Gauguin winked at Vincent. “I’ll bring you two of them, Pére, to hang side by side. Now if you will let me have one tube of black, one of yellow . . .”

“Pay your bill and you’ll get more colour!”

The three men turned simultaneously. Madame Tanguy slammed the door to their living quarters and stepped into the shop. She was a wiry little woman with a hard, thin face and bitter eyes. She stormed up to Gauguin.

“Do you think we are in business for charity? Do you think we can eat Tanguy’s communism? Settle up that bill, you rascal, or I shall put the police on you!”

Gauguin smiled in his most winning manner, took Madame Tanguy’s hand and kissed it gallantly.

“Ah, Xantippe, how charming you look this morning.”

Madame Tanguy did not understand why this handsome brute was always calling her Xantippe, but she liked the sound of it and was flattered.
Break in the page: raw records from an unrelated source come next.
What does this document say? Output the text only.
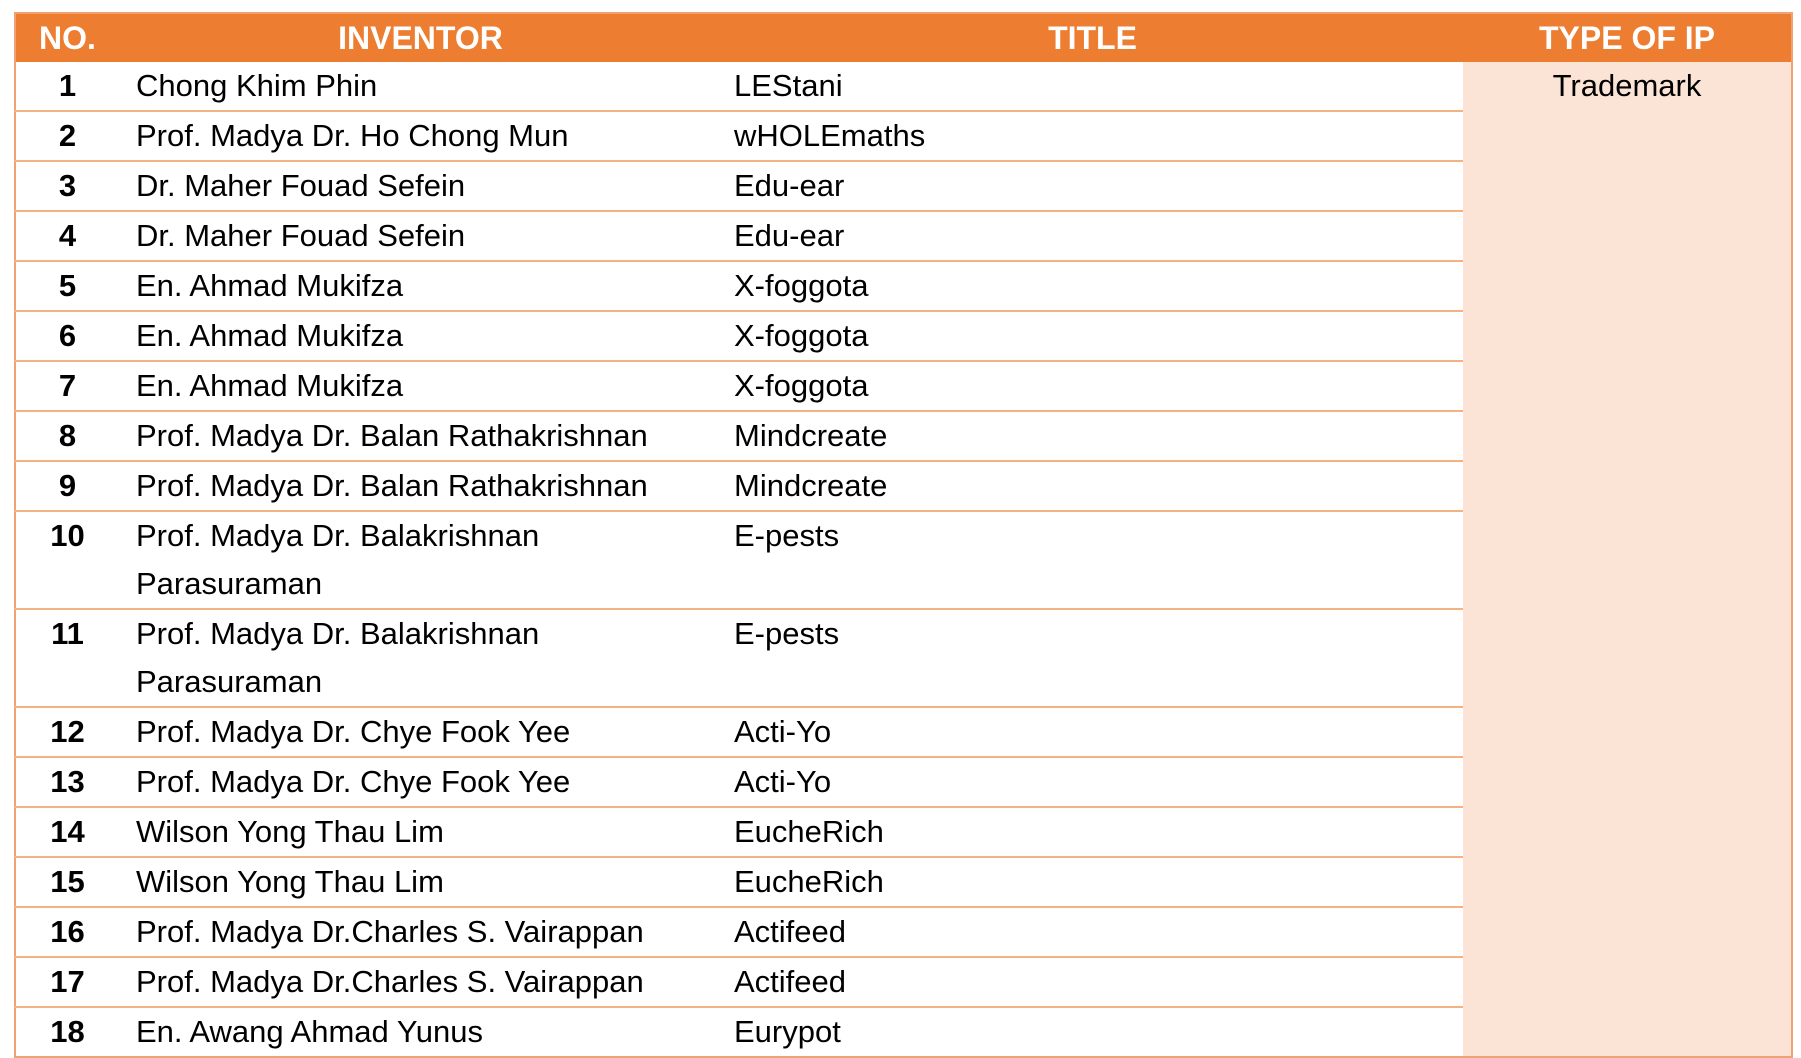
NO.	INVENTOR	TITLE	TYPE OF IP
1	Chong Khim Phin	LEStani	Trademark
2	Prof. Madya Dr. Ho Chong Mun	wHOLEmaths	
3	Dr. Maher Fouad Sefein	Edu-ear	
4	Dr. Maher Fouad Sefein	Edu-ear	
5	En. Ahmad Mukifza	X-foggota	
6	En. Ahmad Mukifza	X-foggota	
7	En. Ahmad Mukifza	X-foggota	
8	Prof. Madya Dr. Balan Rathakrishnan	Mindcreate	
9	Prof. Madya Dr. Balan Rathakrishnan	Mindcreate	
10	Prof. Madya Dr. Balakrishnan Parasuraman	E-pests	
11	Prof. Madya Dr. Balakrishnan Parasuraman	E-pests	
12	Prof. Madya Dr. Chye Fook Yee	Acti-Yo	
13	Prof. Madya Dr. Chye Fook Yee	Acti-Yo	
14	Wilson Yong Thau Lim	EucheRich	
15	Wilson Yong Thau Lim	EucheRich	
16	Prof. Madya Dr.Charles S. Vairappan	Actifeed	
17	Prof. Madya Dr.Charles S. Vairappan	Actifeed	
18	En. Awang Ahmad Yunus	Eurypot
“Don’t think you can get around me, you loafer. I slave my life away to grind those filthy colours, and then you come and steal them.”

“My precious Xantippe, don’t be so hard on me. You have the soul of an artist. I can see it spread all over your lovely face.”

Madame Tanguy lifted her apron as though to wipe the soul of the artist off her face. “Phaw!” she cried. “One artist in the family is enough. I suppose he told you he wants to live on only fifty centimes a day. Where do you think he would get that fifty centimes if I didn’t earn it for him?”

“All Paris speaks of your charm and ability, dear Madame.”

He leaned over and once again brushed his lips across her gnarled hand. She softened.